Target Corp. agreed to settle with more than 100 million customers whose personal information may have been breached in a database hack in 2013, among the biggest to hobble retailers and banks in recent years.

Others victimized by cyber assaults include global companies such as JPMorgan Chase & Co., Home Depot Inc. and Sony Corp.

Lawsuits against Target multiplied in the weeks following its disclosures in December 2013 and January 2014 that credit- and debit-card data for 40 million customers was stolen and that home and e-mail addresses for as many as 70 million people were compromised. The suits were consolidated before a judge in St. Paul, Minnesota, who must approve the current settlement creating a $10 million fund to compensate victims.

"The settlement provides for a consumer-friendly process" whereby as many as 110 million customers affected will submit claims online to a settlement administrator, class-action plaintiffs' lawyer Vincent Esades said in the filing.

Target said customers were reimbursed for fraudulent charges by the card issuers, but shoppers contended they were subjected to account freezes, late payment fees and other costs.

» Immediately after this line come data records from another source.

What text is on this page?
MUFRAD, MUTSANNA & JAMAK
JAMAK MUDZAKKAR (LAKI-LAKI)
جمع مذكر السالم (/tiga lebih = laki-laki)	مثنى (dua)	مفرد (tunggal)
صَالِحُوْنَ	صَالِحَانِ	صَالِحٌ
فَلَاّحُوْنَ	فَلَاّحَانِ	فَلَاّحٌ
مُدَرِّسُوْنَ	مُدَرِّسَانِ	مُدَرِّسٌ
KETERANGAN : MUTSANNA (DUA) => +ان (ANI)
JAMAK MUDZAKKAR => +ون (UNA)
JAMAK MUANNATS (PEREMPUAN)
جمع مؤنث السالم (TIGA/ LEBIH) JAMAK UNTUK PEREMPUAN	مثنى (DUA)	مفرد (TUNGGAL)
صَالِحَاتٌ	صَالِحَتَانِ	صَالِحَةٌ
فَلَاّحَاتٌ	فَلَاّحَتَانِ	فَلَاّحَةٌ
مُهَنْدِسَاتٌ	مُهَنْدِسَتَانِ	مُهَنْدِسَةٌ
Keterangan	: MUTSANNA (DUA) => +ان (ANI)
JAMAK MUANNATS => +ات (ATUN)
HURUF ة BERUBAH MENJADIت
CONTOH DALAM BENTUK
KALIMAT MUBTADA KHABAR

Claims, to a maximum of $10,000, may include two hours of lost time at $10 per hour for the inconvenience of dealing with unauthorized charges and driver's license replacement. Customers may make additional claims.

The agreement includes the appointment of a corporate chief information security officer and enhancements to risk-assessment and employee security training.

Target shares fell 0.4 percent to $80.71 at 9:40 a.m. in New York.

Plaintiffs' lawyers may ask for a fee award of as much as $6.75 million, also to be paid by the company, court papers show.

The case is In re: Target Corp Customer Data Security Breach Litigation, 14-md-2522, U.S. District Court, District of Minnesota (Minneapolis).